Explanation for local points

shap.initjs()
shap.initjs()
shap.force_plot(explainer.expected_value, shap_values_random[1, :], random_features.iloc[1, :])
Visualization omitted, Javascript library not loaded!
Have you run `initjs()` in this notebook? If this notebook was from another user you must also trust this notebook (File -> Trust notebook). If you are viewing this notebook on github the Javascript has been stripped for security. If you are using JupyterLab this error is because a JupyterLab extension has not yet been written.

The above plot shows how the individual features of the data point contributed to shifting the model output from its expected to base value. These contributing values are called SHAP values.
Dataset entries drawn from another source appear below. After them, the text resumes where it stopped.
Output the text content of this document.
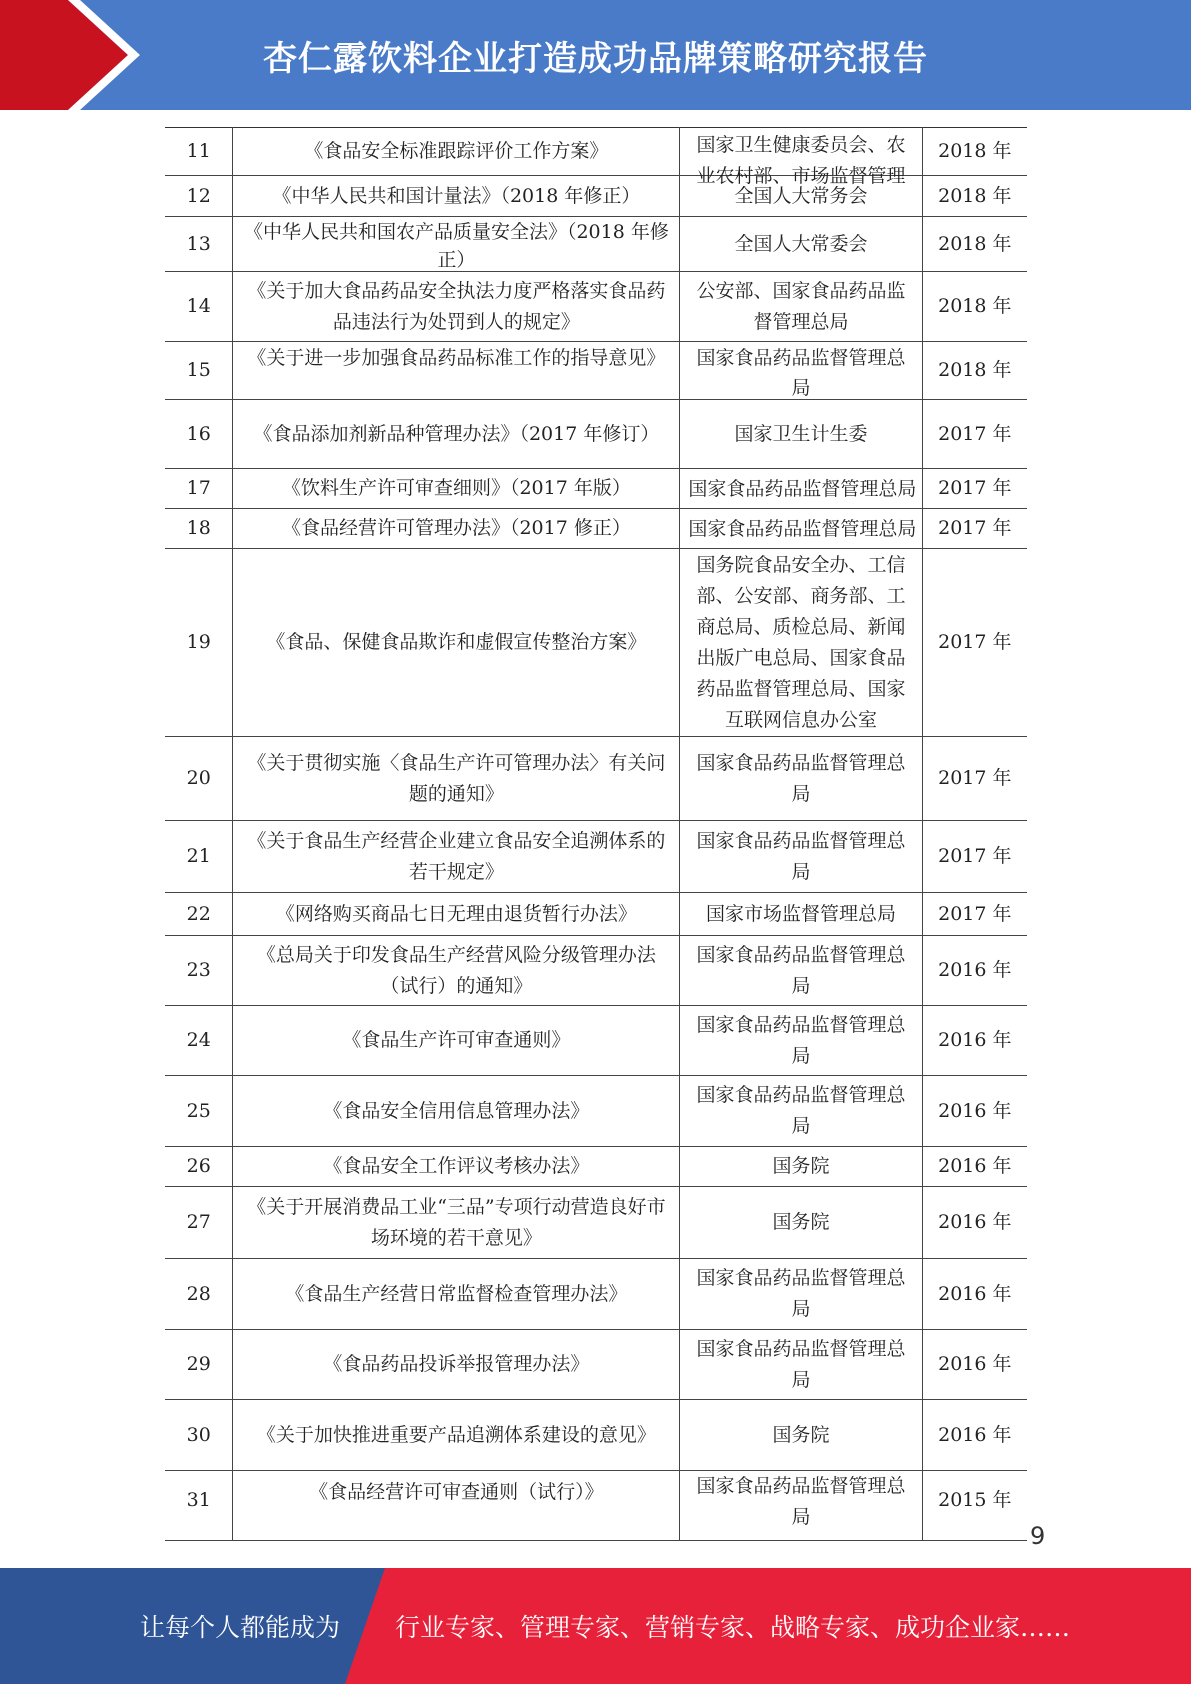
杏仁露饮料企业打造成功品牌策略研究报告
11	《食品安全标准跟踪评价工作方案》	国家卫生健康委员会、农业农村部、市场监督管理	2018 年
12	《中华人民共和国计量法》（2018 年修正）	全国人大常务会	2018 年
13	《中华人民共和国农产品质量安全法》（2018 年修正）	全国人大常委会	2018 年
14	《关于加大食品药品安全执法力度严格落实食品药品违法行为处罚到人的规定》	公安部、国家食品药品监督管理总局	2018 年
15	《关于进一步加强食品药品标准工作的指导意见》	国家食品药品监督管理总局	2018 年
16	《食品添加剂新品种管理办法》（2017 年修订）	国家卫生计生委	2017 年
17	《饮料生产许可审查细则》（2017 年版）	国家食品药品监督管理总局	2017 年
18	《食品经营许可管理办法》（2017 修正）	国家食品药品监督管理总局	2017 年
19	《食品、保健食品欺诈和虚假宣传整治方案》	国务院食品安全办、工信部、公安部、商务部、工商总局、质检总局、新闻出版广电总局、国家食品药品监督管理总局、国家互联网信息办公室	2017 年
20	《关于贯彻实施〈食品生产许可管理办法〉有关问题的通知》	国家食品药品监督管理总局	2017 年
21	《关于食品生产经营企业建立食品安全追溯体系的若干规定》	国家食品药品监督管理总局	2017 年
22	《网络购买商品七日无理由退货暂行办法》	国家市场监督管理总局	2017 年
23	《总局关于印发食品生产经营风险分级管理办法（试行）的通知》	国家食品药品监督管理总局	2016 年
24	《食品生产许可审查通则》	国家食品药品监督管理总局	2016 年
25	《食品安全信用信息管理办法》	国家食品药品监督管理总局	2016 年
26	《食品安全工作评议考核办法》	国务院	2016 年
27	《关于开展消费品工业“三品”专项行动营造良好市场环境的若干意见》	国务院	2016 年
28	《食品生产经营日常监督检查管理办法》	国家食品药品监督管理总局	2016 年
29	《食品药品投诉举报管理办法》	国家食品药品监督管理总局	2016 年
30	《关于加快推进重要产品追溯体系建设的意见》	国务院	2016 年
31	《食品经营许可审查通则（试行）》	国家食品药品监督管理总局	2015 年
9
让每个人都能成为	行业专家、管理专家、营销专家、战略专家、成功企业家……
Blue values are contributing to lower the anamoly score and the red values for higher anamoly score.

For the above entry features such as amount(higher amount) is suggestive that the data is anamolous.

SHAP values are local explanations of different features for a given data point. To gain the global trends by aggregating the local explanations.
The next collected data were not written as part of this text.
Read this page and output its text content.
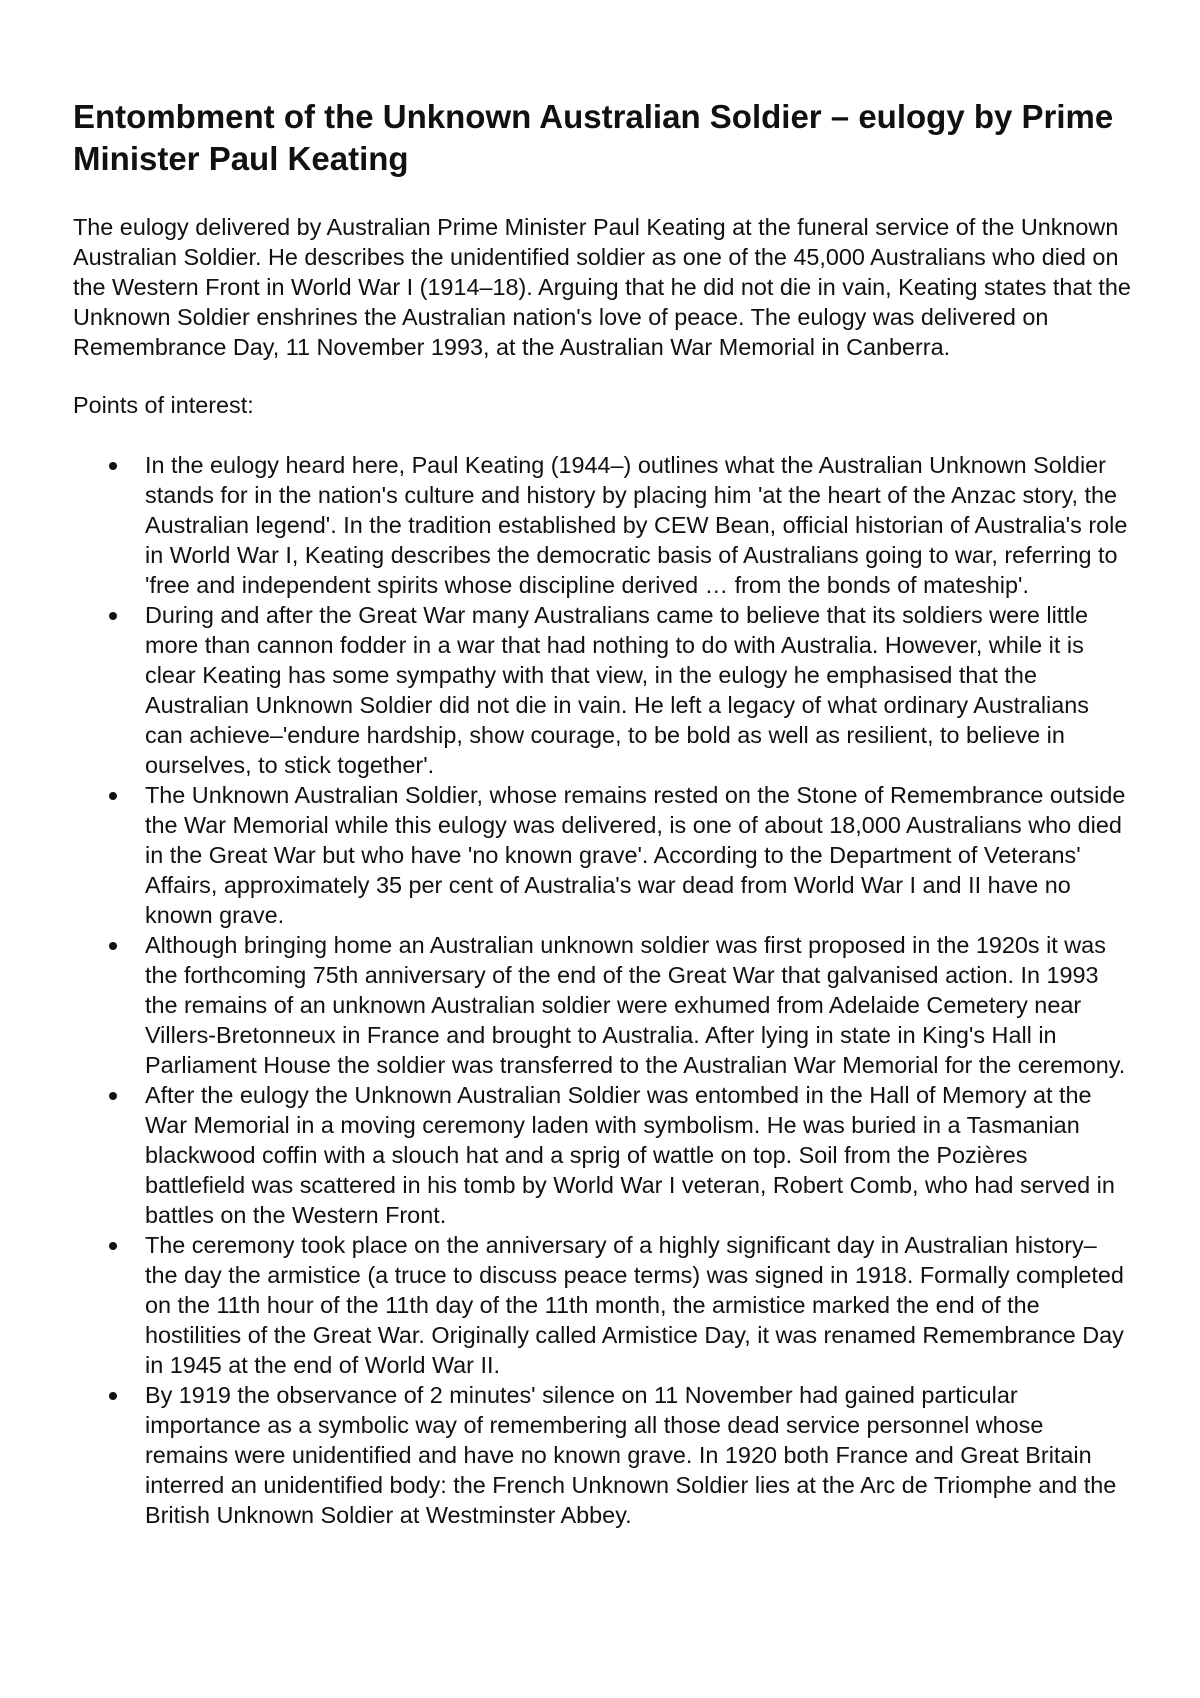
Entombment of the Unknown Australian Soldier – eulogy by Prime Minister Paul Keating

The eulogy delivered by Australian Prime Minister Paul Keating at the funeral service of the Unknown Australian Soldier. He describes the unidentified soldier as one of the 45,000 Australians who died on the Western Front in World War I (1914–18). Arguing that he did not die in vain, Keating states that the Unknown Soldier enshrines the Australian nation's love of peace. The eulogy was delivered on Remembrance Day, 11 November 1993, at the Australian War Memorial in Canberra.

Points of interest:

In the eulogy heard here, Paul Keating (1944–) outlines what the Australian Unknown Soldier stands for in the nation's culture and history by placing him 'at the heart of the Anzac story, the Australian legend'. In the tradition established by CEW Bean, official historian of Australia's role in World War I, Keating describes the democratic basis of Australians going to war, referring to 'free and independent spirits whose discipline derived … from the bonds of mateship'.
During and after the Great War many Australians came to believe that its soldiers were little more than cannon fodder in a war that had nothing to do with Australia. However, while it is clear Keating has some sympathy with that view, in the eulogy he emphasised that the Australian Unknown Soldier did not die in vain. He left a legacy of what ordinary Australians can achieve–'endure hardship, show courage, to be bold as well as resilient, to believe in ourselves, to stick together'.
The Unknown Australian Soldier, whose remains rested on the Stone of Remembrance outside the War Memorial while this eulogy was delivered, is one of about 18,000 Australians who died in the Great War but who have 'no known grave'. According to the Department of Veterans' Affairs, approximately 35 per cent of Australia's war dead from World War I and II have no known grave.
Although bringing home an Australian unknown soldier was first proposed in the 1920s it was the forthcoming 75th anniversary of the end of the Great War that galvanised action. In 1993 the remains of an unknown Australian soldier were exhumed from Adelaide Cemetery near Villers-Bretonneux in France and brought to Australia. After lying in state in King's Hall in Parliament House the soldier was transferred to the Australian War Memorial for the ceremony.
After the eulogy the Unknown Australian Soldier was entombed in the Hall of Memory at the War Memorial in a moving ceremony laden with symbolism. He was buried in a Tasmanian blackwood coffin with a slouch hat and a sprig of wattle on top. Soil from the Pozières battlefield was scattered in his tomb by World War I veteran, Robert Comb, who had served in battles on the Western Front.
The ceremony took place on the anniversary of a highly significant day in Australian history– the day the armistice (a truce to discuss peace terms) was signed in 1918. Formally completed on the 11th hour of the 11th day of the 11th month, the armistice marked the end of the hostilities of the Great War. Originally called Armistice Day, it was renamed Remembrance Day in 1945 at the end of World War II.
By 1919 the observance of 2 minutes' silence on 11 November had gained particular importance as a symbolic way of remembering all those dead service personnel whose remains were unidentified and have no known grave. In 1920 both France and Great Britain interred an unidentified body: the French Unknown Soldier lies at the Arc de Triomphe and the British Unknown Soldier at Westminster Abbey.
SHAP library has a library called dependence plot which shows us how mulitple datapoints of shap value depend on the feature .
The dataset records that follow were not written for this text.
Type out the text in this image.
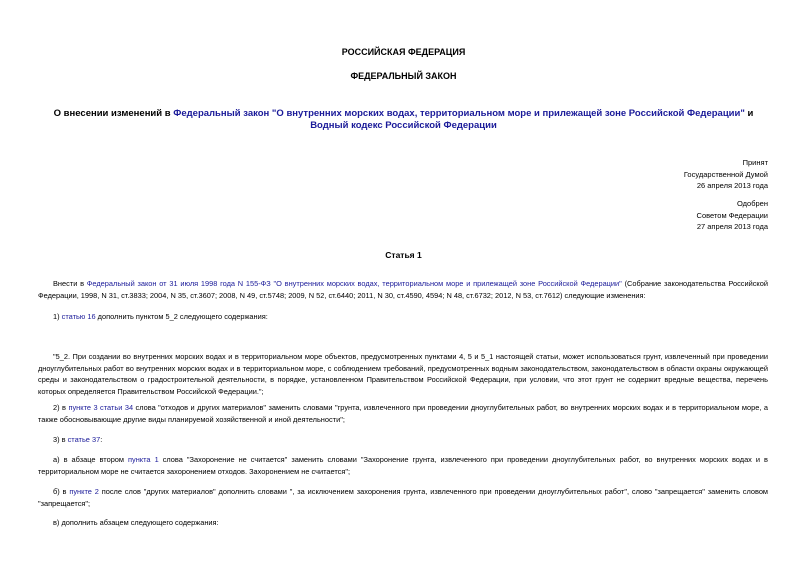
РОССИЙСКАЯ ФЕДЕРАЦИЯ
ФЕДЕРАЛЬНЫЙ ЗАКОН
О внесении изменений в Федеральный закон "О внутренних морских водах, территориальном море и прилежащей зоне Российской Федерации" и Водный кодекс Российской Федерации
Принят
Государственной Думой
26 апреля 2013 года
Одобрен
Советом Федерации
27 апреля 2013 года
Статья 1
Внести в Федеральный закон от 31 июля 1998 года N 155-ФЗ "О внутренних морских водах, территориальном море и прилежащей зоне Российской Федерации" (Собрание законодательства Российской Федерации, 1998, N 31, ст.3833; 2004, N 35, ст.3607; 2008, N 49, ст.5748; 2009, N 52, ст.6440; 2011, N 30, ст.4590, 4594; N 48, ст.6732; 2012, N 53, ст.7612) следующие изменения:
1) статью 16 дополнить пунктом 5_2 следующего содержания:
"5_2. При создании во внутренних морских водах и в территориальном море объектов, предусмотренных пунктами 4, 5 и 5_1 настоящей статьи, может использоваться грунт, извлеченный при проведении дноуглубительных работ во внутренних морских водах и в территориальном море, с соблюдением требований, предусмотренных водным законодательством, законодательством в области охраны окружающей среды и законодательством о градостроительной деятельности, в порядке, установленном Правительством Российской Федерации, при условии, что этот грунт не содержит вредные вещества, перечень которых определяется Правительством Российской Федерации.";
2) в пункте 3 статьи 34 слова "отходов и других материалов" заменить словами "грунта, извлеченного при проведении дноуглубительных работ, во внутренних морских водах и в территориальном море, а также обосновывающие другие виды планируемой хозяйственной и иной деятельности";
3) в статье 37:
а) в абзаце втором пункта 1 слова "Захоронение не считается" заменить словами "Захоронение грунта, извлеченного при проведении дноуглубительных работ, во внутренних морских водах и в территориальном море не считается захоронением отходов. Захоронением не считается";
б) в пункте 2 после слов "других материалов" дополнить словами ", за исключением захоронения грунта, извлеченного при проведении дноуглубительных работ", слово "запрещается" заменить словом "запрещается";
в) дополнить абзацем следующего содержания:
shap.dependence_plot('changebalanceDest',shap_values_random,random_features,interaction_index= None,
                    xmax= 'percentile(99)')

shap.dependence_plot(
 'changebalanceDest',
 shap_values_random,
 random_features,
 interaction_index='CASH_OUT',
 xmax='percentile(99)'
)

shap.dependence_plot(
 'hour',
 shap_values_random,
 random_features,
 interaction_index='PAYMENT',
 xmax='percentile(99)'
)

Conclusion:

The above guide demonstrates how to get started with Anomaly Detection using Python and the Isolation Forest algorithm. The guide explains the challenges of traditional methods for anomaly detection, such as rule-based approaches, and provides a solution to these challenges by using a machine learning approach. The guide uses the Isolation Forest algorithm to train a model on the data and predict the likelihood of a transaction being fraudulent based on the learned information. The guide also explains how to evaluate the results and provides code for visualizing the results using SHAP. The conclusion of the guide is that using a machine learning approach, specifically the Isolation Forest algorithm, can effectively identify fraudulent transactions in large datasets and provide a certain level of certainty in its predictions.